Let me share with you a different perspective. Let’s talk about the not-so-sexy stuff that have to happen before the actions can kick in.
When I first became a product manager, I was tasked with evaluating if my company could have a profitable product that prevents the elderly from falling down, i.e. market research 101.
For a while, I spent all of my waking hours doing 3 things: online research, talking to the engineering team and vendors, and feeling lost.
First of all, what exactly is the problem that we are trying to solve? Is the elderly falling down a bad thing? How bad? Where do they fall down? Who suffers when an elderly falls? Why focus on just the elderly?
Assume the elderly falling down is a serious issue. What has been done to address this? Are they effective? If not, why? How do I get access to caregivers, healthcare providers, and the elderly to hear their views?
Having no prior knowledge on this subject, I spent hours every day reading articles and research papers to educate myself, and to find quantifiable statistics proving that there is such a problem, and it is huge. I pored over even more reading materials in order to understand the pros and cons of existing commercial solutions as well as the latest research works.
It was easy to get lost in a sea of information without being able to make sense of them.
At the same time, the engineering team that I worked with proposed video analytics to be a viable approach, an area which I was absolutely unfamiliar with. Again, I spent many hours each day learning from the team the basics of video analytics, video streaming, storage, network, servers, chipsets, circuit board, etc. (I was quite lucky to have helpful colleagues who did not mind my one million and one questions.)
The purpose of me trying to understand all these is to answer the following questions.

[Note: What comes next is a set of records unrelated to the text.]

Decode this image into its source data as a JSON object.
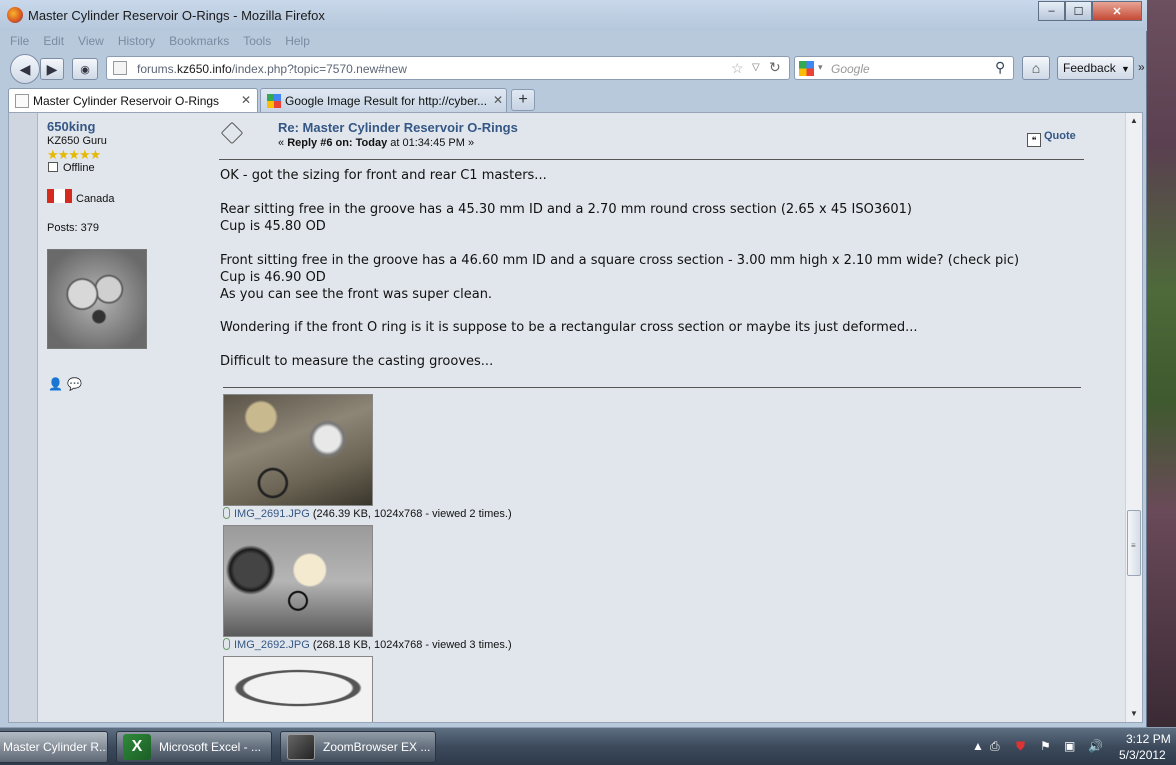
{
  "window": {
    "title": "Master Cylinder Reservoir O-Rings - Mozilla Firefox",
    "minimize": "–",
    "maximize": "☐",
    "close": "✕"
  },
  "menu": [
    "File",
    "Edit",
    "View",
    "History",
    "Bookmarks",
    "Tools",
    "Help"
  ],
  "navigation": {
    "back": "◀",
    "forward": "▶",
    "url_prefix": "forums.",
    "url_host": "kz650.info",
    "url_path": "/index.php?topic=7570.new#new",
    "search_placeholder": "Google",
    "home": "⌂",
    "feedback": "Feedback",
    "overflow": "»"
  },
  "tabs": [
    {
      "label": "Master Cylinder Reservoir O-Rings",
      "close": "✕",
      "active": true
    },
    {
      "label": "Google Image Result for http://cyber...",
      "close": "✕",
      "active": false
    }
  ],
  "new_tab": "+",
  "poster": {
    "name": "650king",
    "title": "KZ650 Guru",
    "stars": "★★★★★",
    "status": "Offline",
    "country": "Canada",
    "posts": "Posts: 379"
  },
  "post": {
    "subject": "Re: Master Cylinder Reservoir O-Rings",
    "meta_prefix": "« ",
    "meta_reply": "Reply #6 on:",
    "meta_today": "Today",
    "meta_time": " at 01:34:45 PM »",
    "quote": "Quote",
    "lines": [
      "OK - got the sizing for front and rear C1 masters...",
      "Rear sitting free in the groove has a 45.30 mm ID and a 2.70 mm round cross section (2.65 x 45 ISO3601)",
      "Cup is 45.80 OD",
      "Front sitting free in the groove has a 46.60 mm ID and a square cross section - 3.00 mm high x 2.10 mm wide? (check pic)",
      "Cup is 46.90 OD",
      "As you can see the front was super clean.",
      "Wondering if the front O ring is it is suppose to be a rectangular cross section or maybe its just deformed...",
      "Difficult to measure the casting grooves..."
    ],
    "attachments": [
      {
        "name": "IMG_2691.JPG",
        "info": " (246.39 KB, 1024x768 - viewed 2 times.)"
      },
      {
        "name": "IMG_2692.JPG",
        "info": " (268.18 KB, 1024x768 - viewed 3 times.)"
      }
    ]
  },
  "taskbar": {
    "items": [
      {
        "label": "Master Cylinder R..."
      },
      {
        "label": "Microsoft Excel - ..."
      },
      {
        "label": "ZoomBrowser EX ..."
      }
    ],
    "clock_time": "3:12 PM",
    "clock_date": "5/3/2012"
  }
}
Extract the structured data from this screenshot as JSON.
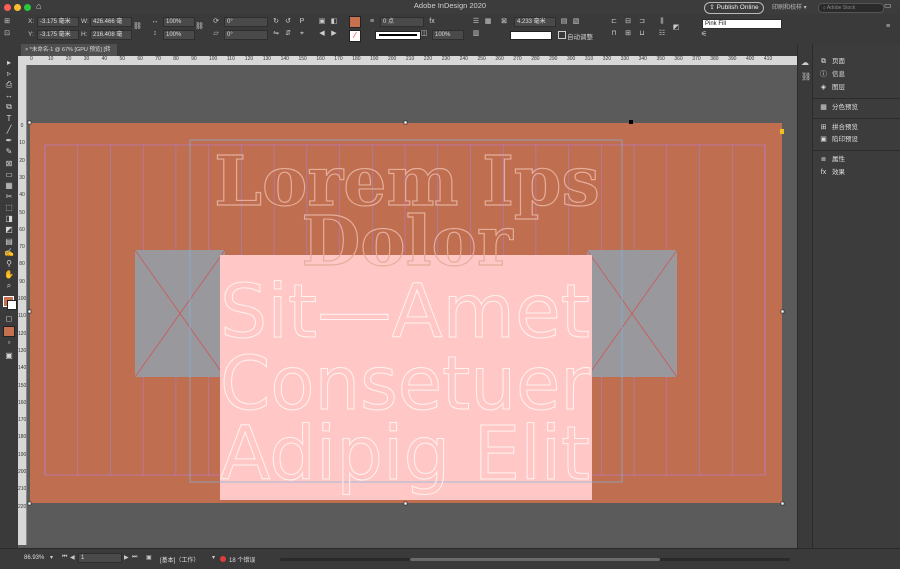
{
  "app": {
    "title": "Adobe InDesign 2020",
    "publish_label": "Publish Online",
    "workspace_label": "印刷和校样",
    "search_placeholder": "Adobe Stock"
  },
  "control": {
    "x_label": "X:",
    "x_value": "-3.175 毫米",
    "y_label": "Y:",
    "y_value": "-3.175 毫米",
    "w_label": "W:",
    "w_value": "426.466 毫",
    "h_label": "H:",
    "h_value": "216.408 毫",
    "scale_x": "100%",
    "scale_y": "100%",
    "rotate": "0°",
    "shear": "0°",
    "stroke_weight": "0 点",
    "opacity": "100%",
    "gap_value": "4.233 毫米",
    "auto_fit": "自动调整",
    "style_value": "Pink Fill",
    "fill_color": "#c5714f"
  },
  "tab": {
    "label": "*未命名-1 @ 67% [GPU 预览] [转换]"
  },
  "ruler": {
    "h": [
      "0",
      "10",
      "20",
      "30",
      "40",
      "50",
      "60",
      "70",
      "80",
      "90",
      "100",
      "110",
      "120",
      "130",
      "140",
      "150",
      "160",
      "170",
      "180",
      "190",
      "200",
      "210",
      "220",
      "230",
      "240",
      "250",
      "260",
      "270",
      "280",
      "290",
      "300",
      "310",
      "320",
      "330",
      "340",
      "350",
      "360",
      "370",
      "380",
      "390",
      "400",
      "410"
    ],
    "v": [
      "0",
      "10",
      "20",
      "30",
      "40",
      "50",
      "60",
      "70",
      "80",
      "90",
      "100",
      "110",
      "120",
      "130",
      "140",
      "150",
      "160",
      "170",
      "180",
      "190",
      "200",
      "210",
      "220"
    ]
  },
  "canvas": {
    "page_color": "#c06e50",
    "block_color": "#99999d",
    "pink_color": "#ffc8c6",
    "lines": [
      "Lorem Ips",
      "Dolor",
      "Sit—Amet",
      "Consetuer",
      "Adipig Elit"
    ]
  },
  "panels": {
    "items": [
      "页面",
      "信息",
      "图层",
      "分色预览",
      "拼合预览",
      "陷印预设",
      "属性",
      "效果"
    ]
  },
  "status": {
    "zoom": "86.93%",
    "page": "1",
    "master_status": "[基本]（工作）",
    "error_text": "18 个错误"
  }
}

Does the proposed solution have the potential to address the problem more effectively than the competitors’? And if yes, how do we prove it? It did not end there. The truth is, falls can be managed and reduced to an increasingly large extent with advancements in technology. The challenge is whether it can be done so at a low enough cost. No amount of secondary research was sufficient to shed light on this as it required in-depth knowledge of mass-producing a hardware product.
If you had been there, you would have seen me follow the few engineers in the company who had worked in manufacturing around to pick their brains. You would also have seen me talk to contract manufacturers (factories who manufacture your products for you) pretending that I knew what I was talking about, but in fact, was just trying to learn as much as I could. All was in the spirit of market research. There you have it. A not-so-glamorous day in the life of a new product manager trying to find a worthwhile problem to solve. There were days when I felt like I hadn’t achieved anything because there weren’t concrete tasks that I could cross off my list. My “tasks” were only completed when I had the answers to the myriad of questions mentioned above. It could be tedious and pointless work if one lost track of the reason why.